Bezchmurne niebo zdawało się obsypane raźnie świecącymi gwiazdami. W ich blasku Kassander podążał królewskim traktem, poprowadzonym w tym miejscu między ograniczającymi widoczność wzgórzami. Prędzej czy później musiał natknąć się na obozowisko, ukryte zapewne za którymś ze wzniesień. Nie sposób wszak przeoczyć kilku tysięcy biwakujących żołnierzy.

Macedończyk ochłonął już nieco po kłótni z Omfale. Był skłonny przebaczyć Lidyjce aroganckie zachowanie i pełne drwin słowa, a nawet to, że zamiast w jej ramionach, wylądował na wietrze i mrozie. Rozumiał, w jak trudnej znalazła się sytuacji. Wciąż nie miał pojęcia, jak obronić ją przed ślubem z Sarpedonem. Zwłaszcza, że stanowczo wykluczała ona najprostsze z możliwych rozwiązań.

Tego wieczoru kochali się tylko raz i mimo przenikliwego zimna Macedończyk czuł, że ma ochotę na więcej. Skoro Lidyjka wyrzuciła go z łoża, myśli Kassandra skierowały się ku czekającej w obozowisku Mnesarete. Była już najwyższa pora, by zacząć naprawiać ich wspólną relację, bez wątpienia nadszarpniętą przez romans z Omfale. Szmaragdowooka była zaborcza i niezwykle zazdrosna. Przekonał się o tym już w Atenach, kiedy sprzedała niewolnicę, z którą spędził noc. Wprawdzie wybił jej wówczas z głowy podobnie dramatyczne gesty, wątpił jednak, by udało mu się w ten sposób zmienić jej naturę.

Cóż, kiedyś i tak musiało nastąpić pojednanie. Ta noc była równie dobra, jak każda inna. Zapewne Mnesarete leży teraz samotnie w jego wielkim namiocie, rozmyślając o tym, jak niesprawiedliwie jest traktowana. Kassander sprawi jej miłą niespodziankę. Dowiedzie ponad wszelką wątpliwość, że wciąż pożąda swej poznanej w Koryncie nałożnicy. I że tak naprawdę nic się między nimi nie zmieniło.
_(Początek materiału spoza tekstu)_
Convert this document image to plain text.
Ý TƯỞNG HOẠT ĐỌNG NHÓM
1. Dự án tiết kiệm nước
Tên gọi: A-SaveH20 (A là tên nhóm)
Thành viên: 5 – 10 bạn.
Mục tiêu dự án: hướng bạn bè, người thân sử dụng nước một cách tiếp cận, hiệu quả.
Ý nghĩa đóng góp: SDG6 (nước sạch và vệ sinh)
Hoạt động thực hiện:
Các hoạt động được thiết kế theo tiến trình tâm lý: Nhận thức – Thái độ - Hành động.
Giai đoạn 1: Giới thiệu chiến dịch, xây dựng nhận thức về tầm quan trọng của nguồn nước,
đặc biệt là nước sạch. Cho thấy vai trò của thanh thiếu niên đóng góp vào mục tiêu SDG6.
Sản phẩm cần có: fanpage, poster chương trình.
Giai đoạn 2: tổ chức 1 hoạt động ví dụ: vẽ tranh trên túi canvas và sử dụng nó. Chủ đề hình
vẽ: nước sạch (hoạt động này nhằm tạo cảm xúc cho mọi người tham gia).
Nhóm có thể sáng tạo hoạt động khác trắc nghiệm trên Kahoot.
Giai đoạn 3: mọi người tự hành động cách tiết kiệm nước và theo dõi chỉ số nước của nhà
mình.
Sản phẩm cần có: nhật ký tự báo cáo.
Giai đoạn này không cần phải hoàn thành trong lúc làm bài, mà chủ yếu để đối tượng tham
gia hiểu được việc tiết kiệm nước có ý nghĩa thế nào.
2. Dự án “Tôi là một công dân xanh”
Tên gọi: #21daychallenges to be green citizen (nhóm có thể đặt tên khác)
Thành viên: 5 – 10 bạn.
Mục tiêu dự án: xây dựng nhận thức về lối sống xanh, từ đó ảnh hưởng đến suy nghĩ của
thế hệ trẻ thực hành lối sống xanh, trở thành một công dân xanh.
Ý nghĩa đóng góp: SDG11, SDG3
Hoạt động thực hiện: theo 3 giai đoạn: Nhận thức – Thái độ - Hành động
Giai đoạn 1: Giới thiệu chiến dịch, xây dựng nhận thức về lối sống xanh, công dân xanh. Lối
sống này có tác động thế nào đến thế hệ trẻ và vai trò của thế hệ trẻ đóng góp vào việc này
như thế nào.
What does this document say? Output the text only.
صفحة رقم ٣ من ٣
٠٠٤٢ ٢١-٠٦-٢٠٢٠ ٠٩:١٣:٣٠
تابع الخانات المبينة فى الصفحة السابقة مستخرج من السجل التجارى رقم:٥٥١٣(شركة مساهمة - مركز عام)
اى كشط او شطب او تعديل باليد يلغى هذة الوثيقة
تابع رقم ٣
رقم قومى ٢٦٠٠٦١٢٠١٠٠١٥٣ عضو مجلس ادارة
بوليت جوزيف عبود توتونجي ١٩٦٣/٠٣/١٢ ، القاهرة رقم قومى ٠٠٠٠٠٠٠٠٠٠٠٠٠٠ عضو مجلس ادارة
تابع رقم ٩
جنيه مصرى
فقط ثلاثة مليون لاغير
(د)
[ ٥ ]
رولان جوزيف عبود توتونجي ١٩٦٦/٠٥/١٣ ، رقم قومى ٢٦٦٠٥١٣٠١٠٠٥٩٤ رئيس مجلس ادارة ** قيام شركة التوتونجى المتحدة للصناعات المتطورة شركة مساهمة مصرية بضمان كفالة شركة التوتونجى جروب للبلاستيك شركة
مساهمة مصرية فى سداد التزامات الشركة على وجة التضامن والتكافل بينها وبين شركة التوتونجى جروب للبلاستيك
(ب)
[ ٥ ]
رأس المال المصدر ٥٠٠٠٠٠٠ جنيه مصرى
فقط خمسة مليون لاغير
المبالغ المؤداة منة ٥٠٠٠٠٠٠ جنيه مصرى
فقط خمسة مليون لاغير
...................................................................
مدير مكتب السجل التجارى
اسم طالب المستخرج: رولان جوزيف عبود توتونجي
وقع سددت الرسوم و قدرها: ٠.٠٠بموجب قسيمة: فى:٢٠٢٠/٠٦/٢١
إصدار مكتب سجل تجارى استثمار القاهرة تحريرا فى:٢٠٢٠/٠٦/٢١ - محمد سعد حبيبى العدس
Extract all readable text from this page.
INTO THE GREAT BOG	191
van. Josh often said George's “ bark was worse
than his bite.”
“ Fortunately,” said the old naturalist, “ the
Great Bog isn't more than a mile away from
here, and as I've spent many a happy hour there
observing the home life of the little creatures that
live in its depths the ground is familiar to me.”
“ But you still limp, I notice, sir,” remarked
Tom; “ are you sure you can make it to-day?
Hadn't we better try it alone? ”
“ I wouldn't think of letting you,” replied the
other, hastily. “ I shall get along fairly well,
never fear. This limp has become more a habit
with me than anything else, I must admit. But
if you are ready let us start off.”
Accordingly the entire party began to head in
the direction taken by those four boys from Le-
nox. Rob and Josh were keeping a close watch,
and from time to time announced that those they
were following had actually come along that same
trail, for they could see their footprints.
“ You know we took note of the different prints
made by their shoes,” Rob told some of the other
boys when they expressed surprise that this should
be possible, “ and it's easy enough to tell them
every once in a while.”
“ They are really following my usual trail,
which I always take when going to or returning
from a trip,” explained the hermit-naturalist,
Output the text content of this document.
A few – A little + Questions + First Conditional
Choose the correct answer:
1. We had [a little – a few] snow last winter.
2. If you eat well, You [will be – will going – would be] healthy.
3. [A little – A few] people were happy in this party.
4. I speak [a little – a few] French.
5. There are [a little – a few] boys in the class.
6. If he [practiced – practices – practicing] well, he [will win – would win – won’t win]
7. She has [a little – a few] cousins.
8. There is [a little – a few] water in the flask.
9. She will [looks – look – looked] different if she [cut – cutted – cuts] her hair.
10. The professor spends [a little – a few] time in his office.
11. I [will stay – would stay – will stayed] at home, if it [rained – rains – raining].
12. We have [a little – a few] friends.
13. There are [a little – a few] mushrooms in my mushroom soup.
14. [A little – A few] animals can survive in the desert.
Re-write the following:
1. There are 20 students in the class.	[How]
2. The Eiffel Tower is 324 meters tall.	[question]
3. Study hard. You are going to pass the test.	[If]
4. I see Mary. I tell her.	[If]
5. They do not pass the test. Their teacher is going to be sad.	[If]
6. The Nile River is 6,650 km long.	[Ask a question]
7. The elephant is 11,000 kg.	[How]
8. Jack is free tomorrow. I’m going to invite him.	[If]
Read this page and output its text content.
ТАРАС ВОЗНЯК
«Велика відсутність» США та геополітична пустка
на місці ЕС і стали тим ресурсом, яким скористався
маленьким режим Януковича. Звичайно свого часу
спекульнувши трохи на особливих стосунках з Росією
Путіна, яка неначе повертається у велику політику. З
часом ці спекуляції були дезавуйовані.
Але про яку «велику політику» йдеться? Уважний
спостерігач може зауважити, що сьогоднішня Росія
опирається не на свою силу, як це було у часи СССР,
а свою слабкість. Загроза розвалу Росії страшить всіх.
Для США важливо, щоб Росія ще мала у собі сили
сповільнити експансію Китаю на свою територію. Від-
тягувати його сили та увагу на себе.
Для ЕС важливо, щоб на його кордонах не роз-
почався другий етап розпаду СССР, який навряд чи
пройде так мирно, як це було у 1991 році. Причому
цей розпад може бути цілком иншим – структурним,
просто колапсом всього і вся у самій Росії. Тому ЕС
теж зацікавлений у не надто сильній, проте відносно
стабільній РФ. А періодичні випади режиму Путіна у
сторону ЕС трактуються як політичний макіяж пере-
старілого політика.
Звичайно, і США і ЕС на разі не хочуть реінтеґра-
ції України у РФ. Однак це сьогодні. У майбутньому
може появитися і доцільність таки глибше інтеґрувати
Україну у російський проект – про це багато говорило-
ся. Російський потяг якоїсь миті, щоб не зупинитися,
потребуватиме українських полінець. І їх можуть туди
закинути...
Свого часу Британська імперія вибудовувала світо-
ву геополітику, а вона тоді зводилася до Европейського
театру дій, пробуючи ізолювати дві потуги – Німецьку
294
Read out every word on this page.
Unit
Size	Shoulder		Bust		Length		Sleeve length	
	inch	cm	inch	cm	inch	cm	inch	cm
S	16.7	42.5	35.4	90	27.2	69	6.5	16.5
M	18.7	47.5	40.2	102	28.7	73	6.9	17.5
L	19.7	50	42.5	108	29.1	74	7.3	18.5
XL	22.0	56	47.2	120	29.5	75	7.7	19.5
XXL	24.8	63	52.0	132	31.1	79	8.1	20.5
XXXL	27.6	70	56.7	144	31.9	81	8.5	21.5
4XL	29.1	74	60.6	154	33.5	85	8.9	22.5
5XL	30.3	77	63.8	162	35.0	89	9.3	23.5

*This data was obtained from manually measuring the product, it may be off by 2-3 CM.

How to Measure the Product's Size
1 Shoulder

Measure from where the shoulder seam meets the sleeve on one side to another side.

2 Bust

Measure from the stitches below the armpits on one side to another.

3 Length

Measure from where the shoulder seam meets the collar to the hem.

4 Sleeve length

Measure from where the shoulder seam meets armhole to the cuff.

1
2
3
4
Rozgrzany tą myślą, wbił pięty w boki Kambyzesa. Lśniąco czarny rumak przeszedł w galop, a potem w kłus. Wiatr szarpał płaszczem Kassandra, rozwiewał pióropusz jego hełmu. Dla postronnego obserwatora musiał teraz wyglądać jak pędzący przez mrok straszliwy demon. Macedończyk pochylił głowę nad grzywą konia. Choć oczy łzawiły mu od zimna, na wargi wystąpił uśmiech. Macedończyk przypomniał sobie bowiem kasztanowe pukle Mnesarete. Duże, brązowe sutki, twarde niczym perły zdobiące jej kolczyki. Krągłe pośladki, które z równą ochotą miętosił i chłostał. Tej nocy znów wedrze się w ziejącą między nimi ciasność. Usłyszy przeciągły krzyk, z jakim Szmaragdowooka osiągała ekstazę.

Na drogę wyskoczyło kilka czarnych kształtów. Światło gwiazd zalśniło na ostrzach uniesionych włóczni. Kassander osadził wierzchowca w miejscu tak gwałtownie, że ten niemal przysiadł na zadzie.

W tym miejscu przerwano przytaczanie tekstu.